Ce qui arrive dans la région ne semble pas unique. Il semble que la majorité des clubs à travers tout le Québec vit cette même situation. Est-ce que la COVID-19 va devenir un point déterminant pour l’avenir des clubs de golf? Est-ce que les nouveaux adeptes vont être au rendez-vous pour les prochaines années? Auront-ils la piqûre? Tous les dirigeants des clubs l’espèrent. Mais il est assuré que la catastrophe qui s’annonçait en début de saison sera moins négative qu’anticipée. On ne parle pas ici de profits extraordinaires, mais si les clubs peuvent passer à travers la pandémie sans nécessairement faire de déficits importants, ce sera déjà un gage de très grand succès.

Sports collectifs

Le déconfinement se poursuit pour les sports d’équipes et ça, c’est une très bonne nouvelle! J’ai été quelques fois très sévère envers la ministre Isabelle Charest. Toutefois, lors de sa dernière conférence, elle a donné beaucoup d’espoir pour le monde du soccer, du baseball et même du hockey. On parle de revenir presque comme ce qui se faisait avant la pandémie, et ce, plus rapidement que prévu. Hockey Québec ose même passer de l’étape 1 à l’étape 5, ce qui voudrait dire que l’on pourrait jouer presque la même formule qu’avant au début octobre.

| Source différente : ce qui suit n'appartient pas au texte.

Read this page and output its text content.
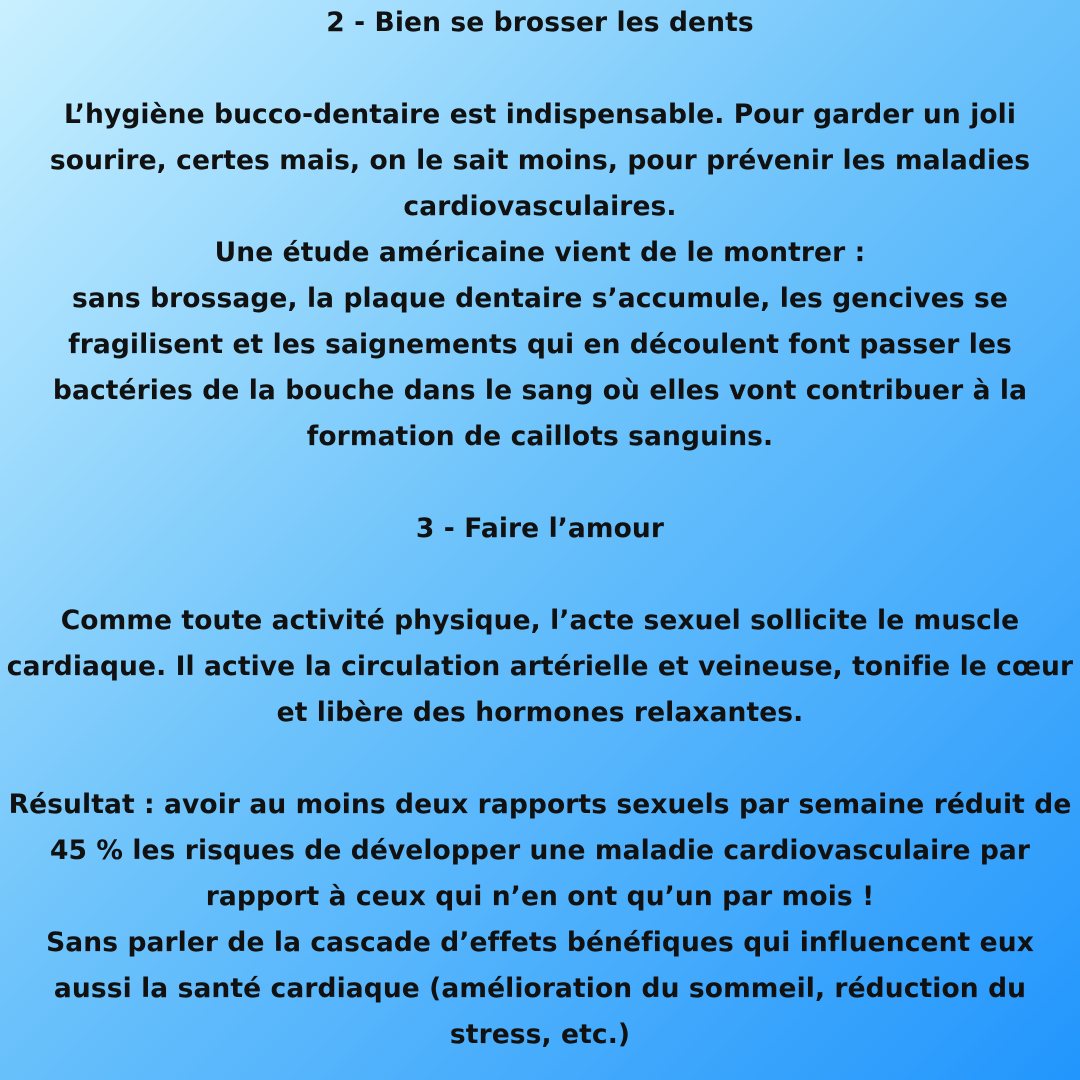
2 - Bien se brosser les dents

L’hygiène bucco-dentaire est indispensable. Pour garder un joli sourire, certes mais, on le sait moins, pour prévenir les maladies cardiovasculaires.

Une étude américaine vient de le montrer :

sans brossage, la plaque dentaire s’accumule, les gencives se fragilisent et les saignements qui en découlent font passer les bactéries de la bouche dans le sang où elles vont contribuer à la formation de caillots sanguins.

3 - Faire l’amour

Comme toute activité physique, l’acte sexuel sollicite le muscle cardiaque. Il active la circulation artérielle et veineuse, tonifie le cœur et libère des hormones relaxantes.

Résultat : avoir au moins deux rapports sexuels par semaine réduit de 45 % les risques de développer une maladie cardiovasculaire par rapport à ceux qui n’en ont qu’un par mois !

Sans parler de la cascade d’effets bénéfiques qui influencent eux aussi la santé cardiaque (amélioration du sommeil, réduction du stress, etc.)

D’ailleurs, dans les circuits juniors de l’Ouest, on serait près d’une entente avec la majorité des provinces pour débuter les activités dès le début octobre avec un calendrier normal de 68 parties. Rappelons qu’il y a quelques jours, le commissaire de la Ligue de hockey junior majeur du Québec (LHJMQ), Gilles Courteau, parlait également du début octobre pour amorcer la saison de son circuit.

Encore une poursuite

Toujours au sujet du hockey junior, la semaine dernière, on apprenait qu’une autre poursuite contre les trois ligues canadiennes de hockey avait été déposée. Cette fois-ci, on parle d’initiation. J’espère que vous n’êtes pas tombés en bas de votre chaise. Il n’y a pas seulement qu’au hockey qu’il y a eu des initiations, mais dans beaucoup d’autres organisations de tous genres. Les initiations sont maintenant chose du passé.

Mais ce qui me dérange le plus, c’est de voir encore Gilles Lupien, l’ancien joueur de la LHJMQ, tomber à bras raccourcis sur le junior majeur. À ce que je sache, Gilles Lupien a bâti sa réputation et sa carrière avec le hockey junior. Il semble qu’il l’a oublié. Car chaque fois qu’il en a l’occasion, il s’attaque au hockey junior. Monsieur Lupien a peut-être la mémoire courte, car ce sont les propriétaires du temps qui lui ont donné sa chance et qui lui ont permis d’atteindre un jour la Ligue nationale de hockey (LNH) et d’avoir une autre carrière comme agent de joueurs.